When the Minister of Petroleum, Diezani-Allisson Madueke, at the Abuja Gas Retreat described the awful shortfall in domestic gas supply to the government’s Independent Power Project (IPP) as of “national importance,” she must have meant to say “a national reproach” as this is already threatening the government’s capability to improve the pathetic power supply situation in the country.
Now all we are talking is securing natural gas from those who produce it. We have not even started talking about how, when finally available, we are going to take the gas to the power plants because as we talk, the infrastructures for the gas delivery are still in the realm of the spirit.
Truth be told, the biggest problem in this gas bog is that the platform for synergy between the Ministry of Power and that of Petroleum for this critical issue of availability of the resource hangs on cardboard paper and reinforced with insincerity and deceit. The need to align or rather re-align all stakeholders and agencies in this gas matter cannot be overemphasized. While the power minister Barth Nnaji is busy seeking concrete positions from the gas producers on who would produce the gas and how the gas transportation would work, the petroleum minister who knows her industry well is insisting that first, the issue of appropriate pricing of the feedstock gas has to be addressed if a single bubble is to be freed for the power projects.
Is it not funny that Nigeria as a country claimed to have attained the installed capacity to generate 5, 000 megawatts of electricity but lack of natural gas to fire the power stations is hampering the actual realisation of the claimed installed capacity? It is even funnier that the Power Minister had to wait to finish installing the machines to generate 5, 000 megawatts before “seeking concrete positions from the gas producers on who would produce the gas and how the gas transportation to the power plants would work.”
Are these people in authourity not aware that Nigerians are fully tired of complains and excuses on why we cannot get steady power supply for few hours on stretch in one day? It is very worrying that up till now, we are still talking of availability of adequate gas supply to the nation’s thermal stations as impediment to the IPP initiative. More worrying is the fact that somebody sat down to package the IPP initiative without factoring-in the very critical determinant of availability of natural gas to fire the turbines. With all the billions of dollars and trillions of Naira already sunk into the IPP initiative, the dream of generating and distributing enough electric power to give Nigerians at least up to three hours supply a day is still a mirage.
The fact of the matter is that all the power plants put together on full stream would require about 22 billion standard cubic feet of gas (scft) per day going by the calculation that to generate one megawatt of electricity would require 4 million standard cubic feet of gas. And at the moment, all that is available as gas for the thermal power plants is less than 100 million standard cubic feet and this even evapourating fast.

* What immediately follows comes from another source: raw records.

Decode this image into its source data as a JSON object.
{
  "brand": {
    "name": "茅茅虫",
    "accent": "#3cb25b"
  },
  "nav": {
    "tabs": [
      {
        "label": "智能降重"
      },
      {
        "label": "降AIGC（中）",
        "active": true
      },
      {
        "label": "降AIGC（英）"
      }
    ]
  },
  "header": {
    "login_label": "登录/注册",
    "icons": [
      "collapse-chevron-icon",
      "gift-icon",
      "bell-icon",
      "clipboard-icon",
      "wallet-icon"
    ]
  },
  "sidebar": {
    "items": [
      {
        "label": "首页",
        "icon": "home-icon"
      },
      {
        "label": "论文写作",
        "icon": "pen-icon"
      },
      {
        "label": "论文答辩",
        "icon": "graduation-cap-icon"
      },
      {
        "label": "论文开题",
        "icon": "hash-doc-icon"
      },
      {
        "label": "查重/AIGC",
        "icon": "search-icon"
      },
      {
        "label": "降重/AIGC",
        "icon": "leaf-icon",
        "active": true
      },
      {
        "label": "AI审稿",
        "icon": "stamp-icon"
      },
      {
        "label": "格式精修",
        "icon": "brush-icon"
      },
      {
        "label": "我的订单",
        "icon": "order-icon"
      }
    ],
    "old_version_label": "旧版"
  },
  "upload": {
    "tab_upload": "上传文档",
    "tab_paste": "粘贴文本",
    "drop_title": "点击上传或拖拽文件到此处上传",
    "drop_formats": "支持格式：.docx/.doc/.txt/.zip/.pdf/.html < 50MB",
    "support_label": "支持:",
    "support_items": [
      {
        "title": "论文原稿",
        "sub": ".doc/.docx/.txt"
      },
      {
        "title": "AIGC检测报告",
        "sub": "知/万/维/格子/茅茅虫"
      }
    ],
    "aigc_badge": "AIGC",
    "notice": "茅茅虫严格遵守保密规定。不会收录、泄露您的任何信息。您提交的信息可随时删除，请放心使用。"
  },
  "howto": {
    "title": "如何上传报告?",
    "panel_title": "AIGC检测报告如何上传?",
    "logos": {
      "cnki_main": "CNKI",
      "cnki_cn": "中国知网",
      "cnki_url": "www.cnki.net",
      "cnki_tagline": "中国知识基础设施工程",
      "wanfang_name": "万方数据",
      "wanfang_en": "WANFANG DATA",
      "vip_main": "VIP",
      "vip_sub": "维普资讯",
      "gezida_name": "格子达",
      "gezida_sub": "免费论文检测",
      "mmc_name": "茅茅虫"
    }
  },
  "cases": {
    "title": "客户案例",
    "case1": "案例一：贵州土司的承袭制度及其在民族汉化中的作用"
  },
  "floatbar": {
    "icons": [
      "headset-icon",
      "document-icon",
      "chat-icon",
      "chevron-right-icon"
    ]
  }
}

Gas supply shortfall for the few plants that are fully ready is currently about 100 million scft per day and it is projected to steadily increase to about 400 million scft per day by the end of 2012 as was revealed at the recent Abuja Gas Retreat. As was rightly said by the petroleum minister, there is no doubt that extraordinary measures are required to address this gas issue. According to the petroleum minister, “We have looked copiously at the situation and it is clear that there have been quite a few slippages in the number of our gas supply plans. I think the time has come now to not only look at the possible options for mediative measures but to look beyond that and look at the critical solutions to get beyond this point no matter how drastic those solutions may be.
"We are fully aware of where the slippages have been or are at the moment. We are fully aware of the options 1, 2, 3, as the case may be in each situation and we know that until we take very drastic measures we will not be able to meet those obligations. I, therefore, ask that you take this remedy seriously because on our side we will do whatever we have to close this gap over the next 12, 18, 24 months.” Why is it taking the federal government so drag to make up its mind on what to do about sourcing and paying for the natural gas? The people in government should know that the current price regime in the country is unattractive to the producers who would rather prefer to pipe their produced natural gas to the various LNG initiatives.
The only reason why we are in this pathetic situation is simply because the government-owned Nigerian Gas Company, a strategic business unit of the NNPC does not produce a single bubble of gas whether natural or supernatural. All the NGC does is collect from the operators (IOCs) and sell at government’s determined rate. Is this not pathetic? And the multinational producers are now insisting they want to deal directly with whosoever wants to buy their gas at market-driven prices. And until that is sorted out, the nation’s dream of using its abundant gas resources to sustainably generate power will remain a mirage for a very long time.
On the supply side of this gas bog, the federal government commendably imposed a domestic supply obligation in 2008 but despite backing this by a Regulation, performance has remained abysmally poor. This has resulted in the current crisis in supply. The reason is that government has not actually shown enough seriousness in addressing the genuine issues in this problem of freeing natural for our power generation. Government should work out with the oil companies (the producers) the modalities for executing a market-based pricing regime for gas supply to power plants as this issue is fast becoming a reproach to the genuine and good intentions of government in making adequate power available to the Nigerian people.